By DEREK MOORE
THE PRESS DEMOCRAT

As Healdsburg’s first official youth laureate, Michela Pearson has the challenging assignment of getting more of her peers interested in the written word.

The 17-year-old senior at Healdsburg High School leads by example, reading selections of her own poetry, and that of her favorite authors, at monthly events hosted by the Healdsburg Literary Guild.

Michela Pearson, a senior at Healdsburg High School, with her horse, Codi. (ALVIN JORNADA / The Press Democrat)

Such baring of the soul to a room full of strangers would be too much for some people to handle. But not for Pearson, whose other favorite activity is competing on horseback in barrel-racing competitions.

“You’re always pretty much a little nervous,” she said of the coffee-shop confessions. “But once you start reading and you look up, you see people closing their eyes, imagining what you are writing about. You feel they have a certain connection to your writing. I’ve never felt vulnerable.”
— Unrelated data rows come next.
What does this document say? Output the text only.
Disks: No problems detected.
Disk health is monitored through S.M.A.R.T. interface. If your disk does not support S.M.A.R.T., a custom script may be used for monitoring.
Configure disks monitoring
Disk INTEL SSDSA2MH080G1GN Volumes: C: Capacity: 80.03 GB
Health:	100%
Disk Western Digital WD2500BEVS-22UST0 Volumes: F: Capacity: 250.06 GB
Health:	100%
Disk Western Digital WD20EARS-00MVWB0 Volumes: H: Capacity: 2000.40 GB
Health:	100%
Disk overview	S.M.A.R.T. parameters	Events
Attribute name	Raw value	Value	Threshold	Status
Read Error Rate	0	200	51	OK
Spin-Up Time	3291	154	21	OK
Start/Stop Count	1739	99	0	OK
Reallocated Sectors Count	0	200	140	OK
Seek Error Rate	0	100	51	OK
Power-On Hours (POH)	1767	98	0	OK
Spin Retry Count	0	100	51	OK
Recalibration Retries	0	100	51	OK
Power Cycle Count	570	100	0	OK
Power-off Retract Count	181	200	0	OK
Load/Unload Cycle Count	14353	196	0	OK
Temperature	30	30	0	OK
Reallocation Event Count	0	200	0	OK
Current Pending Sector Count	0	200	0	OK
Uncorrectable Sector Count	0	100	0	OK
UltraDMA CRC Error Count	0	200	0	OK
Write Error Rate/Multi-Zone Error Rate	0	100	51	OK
John Koetzner, Healdsburg’s laureate (adult version) described Pearson as preternaturally mature for her age. He created the youth program and selected Pearson as its first ambassador.

He cited a line that Pearson read last year that particularly resonated with him. The line, “I have over 500 Facebook friends, but only one came to my birthday party,” is from a poem Pearson penned herself.

Pearson said social media can cause people to feel estranged from others, including from those they’ve friended in cyberspace.

“They’re not actually my friend. They’re just a person I know, or that I’m acquainted with,” Pearson said.

Yes, she said, she has more than 500 Facebook friends, but that’s where the similarities with her poem end.

Pearson has built many close relationships in Healdsburg, where she was born and has always resided. Her plan is to attend college and possibly enter the Peace Corps, before moving back to Healdsburg and opening a youth hostel.

Pearson, whose family owns horses, has ridden since she was a girl. Competing in barrel-racing competitions is an adrenaline rush, she said.

She was hurt in the fifth grade after she was bucked off a horse. But when it comes to riding — or writing — Pearson has learned that it’s best to dust yourself off and keep at it, regardless of whether the crowd appreciates the effort.